Chapter 62

Rachel

ABBY GRIPS THE PASSENGER DOOR. “I’m going to be sick.”

“Throw up in my car, and that will be the last thing you ever do.” Spotting the exit for the hospital, I cut over two lanes and shift down. Isaiah’s been teaching me some tricks after school. Never in a million years would I have thought I’d be using those skills to race to the hospital to see if he’s alive.

“You were doing ninety and switching lanes like we were being chased by the police.”

“Are you sure he’s here?” Because I’d prefer for Isaiah to be at any of the other hospitals in the county over University. This is where they bring the awful trauma cases.

“Yes.” Abby loosens her hold on the door as we approach the stoplight at the end of the ramp. “Echo told me.”

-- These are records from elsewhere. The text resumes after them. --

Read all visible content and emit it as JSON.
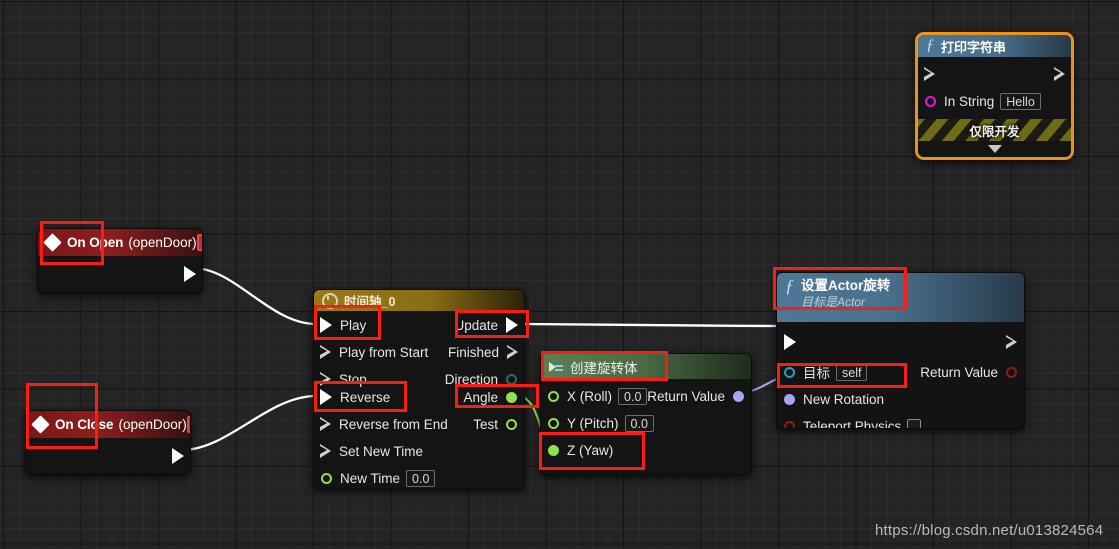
{
  "graph": {
    "watermark": "https://blog.csdn.net/u013824564",
    "accent_colors": {
      "annotation": "#fa1d16",
      "selected_node": "#e8941a",
      "exec_wire": "#ffffff",
      "float_wire": "#8fe24a",
      "rotator_wire": "#a3a8ee",
      "event_header": "#8d1e1e",
      "timeline_header": "#8a6d14",
      "function_header": "#49708d",
      "pure_header": "#4a6b44"
    }
  },
  "nodes": {
    "on_open": {
      "title": "On Open",
      "subtitle": "(openDoor)",
      "icon": "event-diamond-icon",
      "delegate_pin": "delegate-output-pin"
    },
    "on_close": {
      "title": "On Close",
      "subtitle": "(openDoor)",
      "icon": "event-diamond-icon",
      "delegate_pin": "delegate-output-pin"
    },
    "timeline": {
      "title": "时间轴_0",
      "icon": "clock-icon",
      "inputs": [
        {
          "label": "Play",
          "pin": "exec",
          "connected": true
        },
        {
          "label": "Play from Start",
          "pin": "exec",
          "connected": false
        },
        {
          "label": "Stop",
          "pin": "exec",
          "connected": false
        },
        {
          "label": "Reverse",
          "pin": "exec",
          "connected": true
        },
        {
          "label": "Reverse from End",
          "pin": "exec",
          "connected": false
        },
        {
          "label": "Set New Time",
          "pin": "exec",
          "connected": false
        },
        {
          "label": "New Time",
          "pin": "float",
          "connected": false,
          "value": "0.0"
        }
      ],
      "outputs": [
        {
          "label": "Update",
          "pin": "exec",
          "connected": true
        },
        {
          "label": "Finished",
          "pin": "exec",
          "connected": false
        },
        {
          "label": "Direction",
          "pin": "byte",
          "connected": false
        },
        {
          "label": "Angle",
          "pin": "float",
          "connected": true
        },
        {
          "label": "Test",
          "pin": "float",
          "connected": false
        }
      ]
    },
    "make_rotator": {
      "title": "创建旋转体",
      "icon": "pure-function-icon",
      "inputs": [
        {
          "label": "X (Roll)",
          "pin": "float",
          "connected": false,
          "value": "0.0"
        },
        {
          "label": "Y (Pitch)",
          "pin": "float",
          "connected": false,
          "value": "0.0"
        },
        {
          "label": "Z (Yaw)",
          "pin": "float",
          "connected": true
        }
      ],
      "outputs": [
        {
          "label": "Return Value",
          "pin": "rotator",
          "connected": true
        }
      ]
    },
    "set_actor_rotation": {
      "title": "设置Actor旋转",
      "subtitle": "目标是Actor",
      "icon": "function-fx-icon",
      "inputs": [
        {
          "label": "目标",
          "pin": "object",
          "connected": false,
          "value": "self"
        },
        {
          "label": "New Rotation",
          "pin": "rotator",
          "connected": true
        },
        {
          "label": "Teleport Physics",
          "pin": "bool",
          "connected": false,
          "value": false
        }
      ],
      "outputs": [
        {
          "label": "Return Value",
          "pin": "bool",
          "connected": false
        }
      ]
    },
    "print_string": {
      "title": "打印字符串",
      "icon": "function-fx-icon",
      "selected": true,
      "inputs": [
        {
          "label": "In String",
          "pin": "string",
          "connected": false,
          "value": "Hello"
        }
      ],
      "dev_only_label": "仅限开发",
      "collapse_icon": "chevron-down-icon"
    }
  },
  "annotations": [
    {
      "name": "annotation-on-open"
    },
    {
      "name": "annotation-on-close"
    },
    {
      "name": "annotation-play"
    },
    {
      "name": "annotation-reverse"
    },
    {
      "name": "annotation-update"
    },
    {
      "name": "annotation-angle"
    },
    {
      "name": "annotation-make-rotator-title"
    },
    {
      "name": "annotation-z-yaw"
    },
    {
      "name": "annotation-set-actor-rotation-title"
    },
    {
      "name": "annotation-new-rotation"
    }
  ]
}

Isaiah called me and I never called back. My last words to him were in anger. What if he thinks I don’t love him? My fingers beat against the steering wheel, counting how long it takes for the cross light to turn yellow. “Are you sure she said University?”

“Yes.”

“That’s where they take the worst trauma patients.” I admit my fear out loud.

Abby releases a heavy sigh. “It’s also where they take people with no insurance. He’s a foster kid, Rachel, and a line item on the government’s budget. That is where they’d take him. Not the fancy-ass hospital with the flat-screen televisions.”

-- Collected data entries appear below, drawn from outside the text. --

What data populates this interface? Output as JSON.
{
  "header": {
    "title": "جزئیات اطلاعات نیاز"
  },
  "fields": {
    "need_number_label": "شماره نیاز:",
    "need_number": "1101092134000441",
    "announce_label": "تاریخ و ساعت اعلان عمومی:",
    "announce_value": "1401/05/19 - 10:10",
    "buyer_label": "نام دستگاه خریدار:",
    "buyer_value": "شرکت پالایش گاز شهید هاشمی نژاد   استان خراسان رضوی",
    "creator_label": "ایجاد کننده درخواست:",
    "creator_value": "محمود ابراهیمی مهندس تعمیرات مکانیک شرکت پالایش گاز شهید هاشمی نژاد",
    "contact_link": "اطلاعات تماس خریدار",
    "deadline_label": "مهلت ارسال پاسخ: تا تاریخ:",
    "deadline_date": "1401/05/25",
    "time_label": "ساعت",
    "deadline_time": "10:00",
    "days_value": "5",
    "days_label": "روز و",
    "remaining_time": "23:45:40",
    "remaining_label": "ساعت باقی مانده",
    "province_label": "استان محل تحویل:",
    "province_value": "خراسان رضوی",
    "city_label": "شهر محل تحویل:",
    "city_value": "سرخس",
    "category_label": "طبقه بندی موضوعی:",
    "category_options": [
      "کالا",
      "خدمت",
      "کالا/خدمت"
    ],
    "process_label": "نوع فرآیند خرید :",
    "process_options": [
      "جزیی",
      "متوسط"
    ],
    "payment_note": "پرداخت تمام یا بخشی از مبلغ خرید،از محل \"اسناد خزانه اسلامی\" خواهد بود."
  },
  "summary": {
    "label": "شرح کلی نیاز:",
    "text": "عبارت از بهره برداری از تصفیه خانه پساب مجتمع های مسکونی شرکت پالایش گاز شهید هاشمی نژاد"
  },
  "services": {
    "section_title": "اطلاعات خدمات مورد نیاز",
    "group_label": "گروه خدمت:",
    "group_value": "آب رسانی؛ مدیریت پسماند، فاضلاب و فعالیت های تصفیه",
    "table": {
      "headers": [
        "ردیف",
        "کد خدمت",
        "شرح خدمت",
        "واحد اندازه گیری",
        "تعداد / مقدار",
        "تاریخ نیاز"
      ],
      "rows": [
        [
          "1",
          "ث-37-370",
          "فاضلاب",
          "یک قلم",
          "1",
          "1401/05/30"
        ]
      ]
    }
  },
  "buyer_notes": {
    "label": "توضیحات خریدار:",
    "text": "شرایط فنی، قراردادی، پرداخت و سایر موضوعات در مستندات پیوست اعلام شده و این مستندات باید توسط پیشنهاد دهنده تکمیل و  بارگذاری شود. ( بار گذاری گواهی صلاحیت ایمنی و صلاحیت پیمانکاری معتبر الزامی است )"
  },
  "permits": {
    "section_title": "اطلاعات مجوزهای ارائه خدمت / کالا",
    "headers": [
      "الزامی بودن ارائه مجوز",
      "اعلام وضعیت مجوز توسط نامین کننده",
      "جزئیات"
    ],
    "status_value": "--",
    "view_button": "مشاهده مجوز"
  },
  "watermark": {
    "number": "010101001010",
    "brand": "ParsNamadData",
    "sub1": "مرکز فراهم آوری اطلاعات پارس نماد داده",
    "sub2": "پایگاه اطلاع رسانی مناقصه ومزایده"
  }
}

Like Isaiah taught me, my foot hovers over the gas while my other presses on the clutch. My fingers grasp the gearshift. A solid wall with no windows, a practical fortress, University Hospital looms over us two blocks ahead. I watch the cross light turn yellow, and my eyes flick to my light, waiting for the green.

In one instantaneous movement, I lay off the clutch, step on the gas and shift into gear the second the light flips. Next to me, Abby curses.

* * *

Abby and I run past the sliding glass doors of the hospital and hesitate. The bland waiting room with beige-painted cinder block walls is cramped with people. Wet coughing hacks, crying babies and the sound of someone vomiting makes me turn my head. In the corner, wearing too many layers of clothes that haven’t been washed, a man hunches over and talks to himself.

Abby nudges my elbow. “Over there.”

My heart soars out of my body when I spot Isaiah. He’s hugging his roommate, Noah. Strong arms wrapped around each other in a brief embrace. They separate, and I cover my mouth when I see the wound on his head, the bruises forming on his face, the blood dried on his clothing.

Stepping forward out of the shadows and touching Isaiah’s arm is one of my many nightmares: Beth. She smiles up at him, and when he smiles back my heart shatters.